Les illusionnistes au pouvoir
WASHINGTON | On ne sait pas où on s’en va!
C’est le problème avec les «faits alternatifs», ces alternative facts que la conseillère du président américain, Kellyanne Conway, évoquait pour expliquer comment la Maison-blanche pouvait voir la plus grande foule de l’histoire à l’investiture de Donald Trump, alors que c’était faux : avec les «faits alternatifs», on voit ce qu’on veut quand on le veut.
Demain et vendredi, à son complexe de Mar-o-lago en Floride, la Southern White House comme il se plaît à l’appeler, le président Trump va recevoir le président chinois Xi Jinping.
Les relations entre les États-unis et la Chine sont les plus importantes sur la planète tout entière. Les deux premières puissances économiques ont développé des échanges commerciaux complexes, tendus même. Et pourtant, les deux géants ont besoin l’un de l’autre.
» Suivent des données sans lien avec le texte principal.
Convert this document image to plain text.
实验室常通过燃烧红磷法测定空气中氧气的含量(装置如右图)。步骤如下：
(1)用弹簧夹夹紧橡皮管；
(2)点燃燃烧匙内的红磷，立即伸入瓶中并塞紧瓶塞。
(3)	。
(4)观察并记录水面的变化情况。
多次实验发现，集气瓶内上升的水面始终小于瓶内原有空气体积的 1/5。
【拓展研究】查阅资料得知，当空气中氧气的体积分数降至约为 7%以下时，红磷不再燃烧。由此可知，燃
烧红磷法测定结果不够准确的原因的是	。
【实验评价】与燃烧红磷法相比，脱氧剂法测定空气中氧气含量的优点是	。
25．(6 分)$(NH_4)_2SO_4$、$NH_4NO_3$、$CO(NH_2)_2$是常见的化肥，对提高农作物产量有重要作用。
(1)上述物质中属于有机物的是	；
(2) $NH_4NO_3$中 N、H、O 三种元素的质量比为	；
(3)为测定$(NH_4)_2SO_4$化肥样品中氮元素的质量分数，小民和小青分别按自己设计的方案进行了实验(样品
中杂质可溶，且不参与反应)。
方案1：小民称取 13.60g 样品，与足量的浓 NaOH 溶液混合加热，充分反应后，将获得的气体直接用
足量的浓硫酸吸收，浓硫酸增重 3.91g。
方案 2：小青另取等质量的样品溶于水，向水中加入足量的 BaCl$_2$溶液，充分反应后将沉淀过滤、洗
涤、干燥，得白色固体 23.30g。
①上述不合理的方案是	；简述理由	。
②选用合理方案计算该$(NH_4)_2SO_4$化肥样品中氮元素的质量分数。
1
Le président Xi est un homme austère. Il a une sorte d’éternel sourire brumeux sur le visage et se tient toujours droit dans son habit foncé. Pas de grand éclat, pas de surprise : tout ce qu’il dit publiquement a été longuement réfléchi auparavant. Le président Trump est tout l’inverse. Sauf pour le sourire brumeux : Donald préfère la face de boeuf.
ON VIT DANS LE FLOU
Imprévisible et provocateur, le président américain s’est déjà laissé aller : «Finis les déficits commerciaux massifs avec les Chinois et les pertes d’emplois!». Ça, c’est le volet économique. Pour ce qui est de la sécurité régionale, il a résumé ses intentions en quelques mots au Financial Times : «Si la Chine ne règle pas le cas de la Corée du Nord, les États-unis vont s’en charger.»
Le problème, c’est qu’on ne mène pas une politique étrangère en fanfaron, surtout pas avec les Chinois qui sont sur un élan économique et mili- taire. Les tensions à l’intérieur de la Maison-blanche et la personnalité du président font en sorte qu’on ne sait pas trop ce qu’attend le gouvernement américain de ce face-à-face avec le dirigeant chinois et ce qu’il sera capable d’obtenir. La Syrie est un autre cas de trompel’oeil. En campagne présidentielle, Donald Trump avait vulgairement promis de réduire à rien les combattants de l’état islamique (Bomb the shit out of ISIS!). Ce qu’on n’avait pas vu venir, c’est que son gouvernement allait, en fait, se laver les mains du sort des Syriens eux-mêmes.
ENTRE L’HORREUR ET LE DÉTACHEMENT
Le secrétaire d’état, Rex Tillerson, puis le porte-parole du président, Sean Spicer, ont répété mot à mot à quelques jours d’intervalle la même réponse à la question : «Bachar al-assad est-il le président légitime de la Syrie», après six années de massacre de son propre peuple? «Il faut accepter la réalité politique, les faits sur le terrain.» Bref, comme le répètent les Russes depuis le début, Assad est là pour rester.
Ce qui donne l’ahurissant communiqué émis hier par la Maison-blanche après le massacre à l’arme chimique de civils innocents dans la province d’idlib, en Syrie. «Cette attaque chimique est déplorable (…) et ne peut pas être ignorée. Les actions haineuses du régime de Bachar al-assad sont la conséquence de la faiblesse et de l’indécision du gouvernement précédent (celui d’obama).»
Assad est un salaud, mais le coupable, c’est Obama. Les faits – l’attaque chimique, les morts, les enfants étouffés – n’y changeront rien. On ne voit vraiment que ce que l’on veut voir.
Les relations entre les États-unis et la Chine sont les plus importantes sur la planète tout entière.